De acordo com a sondagem, entre os que usaram cartão de crédito
em fevereiro, 39% aumentaram o valor da fatura com relação ao mês anterior,
enquanto 19% notaram redução e 36% tiveram manutenção do valor anterior.
Questionados sobre o gasto total da fatura, o valor médio foi de R$ 928,28.
Atrasos
Apenas 11% dos consumidores consideram a tomada de crédito como
algo fácil de se fazer. Para 54%, trata-se de algo difícil, ao passo que 18%
consideram regular.
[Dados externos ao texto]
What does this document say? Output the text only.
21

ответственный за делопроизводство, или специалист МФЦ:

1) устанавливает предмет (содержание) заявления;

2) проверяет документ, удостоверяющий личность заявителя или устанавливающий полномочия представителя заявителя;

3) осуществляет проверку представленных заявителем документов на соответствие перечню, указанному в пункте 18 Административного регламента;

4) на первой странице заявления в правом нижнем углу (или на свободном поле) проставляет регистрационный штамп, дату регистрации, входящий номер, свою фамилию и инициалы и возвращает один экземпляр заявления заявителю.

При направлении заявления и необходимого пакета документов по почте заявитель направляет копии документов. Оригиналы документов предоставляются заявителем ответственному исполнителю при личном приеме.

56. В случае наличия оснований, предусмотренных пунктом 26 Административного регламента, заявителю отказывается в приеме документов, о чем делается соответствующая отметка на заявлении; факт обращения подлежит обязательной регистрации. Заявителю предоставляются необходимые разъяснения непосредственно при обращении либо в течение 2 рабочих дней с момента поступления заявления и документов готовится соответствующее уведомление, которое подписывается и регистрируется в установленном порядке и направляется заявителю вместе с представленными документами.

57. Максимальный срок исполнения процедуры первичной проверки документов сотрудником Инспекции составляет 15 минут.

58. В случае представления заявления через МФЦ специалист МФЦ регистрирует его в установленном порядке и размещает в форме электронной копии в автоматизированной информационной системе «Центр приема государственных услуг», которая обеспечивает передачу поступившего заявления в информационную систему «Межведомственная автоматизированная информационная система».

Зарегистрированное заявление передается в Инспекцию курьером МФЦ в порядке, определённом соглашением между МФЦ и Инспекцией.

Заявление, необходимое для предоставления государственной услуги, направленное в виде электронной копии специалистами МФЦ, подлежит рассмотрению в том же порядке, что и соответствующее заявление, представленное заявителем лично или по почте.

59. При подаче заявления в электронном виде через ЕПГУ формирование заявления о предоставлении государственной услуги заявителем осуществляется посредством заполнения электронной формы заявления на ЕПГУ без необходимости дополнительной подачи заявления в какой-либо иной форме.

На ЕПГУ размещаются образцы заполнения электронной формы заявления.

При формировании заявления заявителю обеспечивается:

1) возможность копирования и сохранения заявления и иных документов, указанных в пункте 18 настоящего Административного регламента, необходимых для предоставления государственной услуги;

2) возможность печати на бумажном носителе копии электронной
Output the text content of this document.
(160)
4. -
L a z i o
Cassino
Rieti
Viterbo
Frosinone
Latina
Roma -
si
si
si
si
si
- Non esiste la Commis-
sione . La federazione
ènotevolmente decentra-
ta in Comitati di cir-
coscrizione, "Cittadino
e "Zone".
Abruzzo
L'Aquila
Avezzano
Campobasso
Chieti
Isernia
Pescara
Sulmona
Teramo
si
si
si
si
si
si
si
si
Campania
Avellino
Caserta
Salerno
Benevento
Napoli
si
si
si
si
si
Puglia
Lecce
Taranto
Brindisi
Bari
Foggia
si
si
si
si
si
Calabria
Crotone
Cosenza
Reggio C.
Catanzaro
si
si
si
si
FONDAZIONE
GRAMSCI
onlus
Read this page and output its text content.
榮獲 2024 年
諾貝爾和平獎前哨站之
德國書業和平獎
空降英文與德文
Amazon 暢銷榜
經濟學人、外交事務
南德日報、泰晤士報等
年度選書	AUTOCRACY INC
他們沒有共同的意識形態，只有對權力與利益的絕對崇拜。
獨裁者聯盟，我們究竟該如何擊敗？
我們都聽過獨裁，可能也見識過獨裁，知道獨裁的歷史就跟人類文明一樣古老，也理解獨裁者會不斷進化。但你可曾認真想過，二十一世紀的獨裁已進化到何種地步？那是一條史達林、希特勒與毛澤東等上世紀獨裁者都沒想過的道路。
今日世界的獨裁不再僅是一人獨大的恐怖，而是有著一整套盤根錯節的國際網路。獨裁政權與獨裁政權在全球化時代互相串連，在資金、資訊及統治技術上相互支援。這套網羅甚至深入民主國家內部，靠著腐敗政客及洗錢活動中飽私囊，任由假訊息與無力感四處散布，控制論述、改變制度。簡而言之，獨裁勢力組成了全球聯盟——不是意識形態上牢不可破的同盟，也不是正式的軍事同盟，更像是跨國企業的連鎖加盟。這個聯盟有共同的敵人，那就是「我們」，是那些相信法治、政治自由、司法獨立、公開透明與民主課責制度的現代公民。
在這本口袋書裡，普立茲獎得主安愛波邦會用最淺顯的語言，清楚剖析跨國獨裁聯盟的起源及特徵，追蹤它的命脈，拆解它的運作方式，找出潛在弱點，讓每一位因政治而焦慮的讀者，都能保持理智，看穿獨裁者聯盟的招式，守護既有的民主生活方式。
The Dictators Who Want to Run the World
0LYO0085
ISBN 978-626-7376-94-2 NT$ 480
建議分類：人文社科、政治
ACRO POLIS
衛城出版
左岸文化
Entre as classes C, D e E, a percepção de que é difícil
contratar crédito é maior, chegando a 60% desses consumidores.
Sobre as dificuldades que o mau uso do crédito pode acarretar, o
levantamento aponta que 47% dos tomadores de empréstimos e financiamentos
atrasaram, em algum momento, parcelas dessa dívida, sendo que 21% ainda possuem
prestações pendentes.
De acordo com o Indicador de Propensão ao Consumo, entre os
produtos que os consumidores pretendem comprar em abril, excluindo os itens de
supermercado, os remédios lideram a lista (21%). Em seguida, aparecem as
roupas, calçados e acessórios (19%) e a recarga para celular (14%).
No que diz respeito à própria situação financeira, a maior parte
diz estar no vermelho, sem conseguir pagar todas as contas (41%) ou no zero a
zero, não sobrando e nem faltando dinheiro no orçamento (40%). Apenas 15% dizem
estar com sobra de dinheiro.
A principal razão para estar no vermelho, segundo esses
entrevistados, é o fato de os bens de consumo estarem mais caros, mencionado
por 46%. Além disso, foram citados a queda da renda (26%), a perda do emprego
(19%) e o descontrole dos gastos (9%). “Os dados acerca da situação financeira
dos consumidores são bastante claros ao mostrar que, apesar de a economia ter
iniciado um processo de recuperação, muitas famílias ainda estão em situação de
aperto. Justamente esses casos demandam mais cuidado no uso do crédito, pois o
acesso irrestrito e o uso irrefletido das modalidades disponíveis pode agravar
a situação”, explica o presidente do SPC Brasil, Roque Pellizzaro.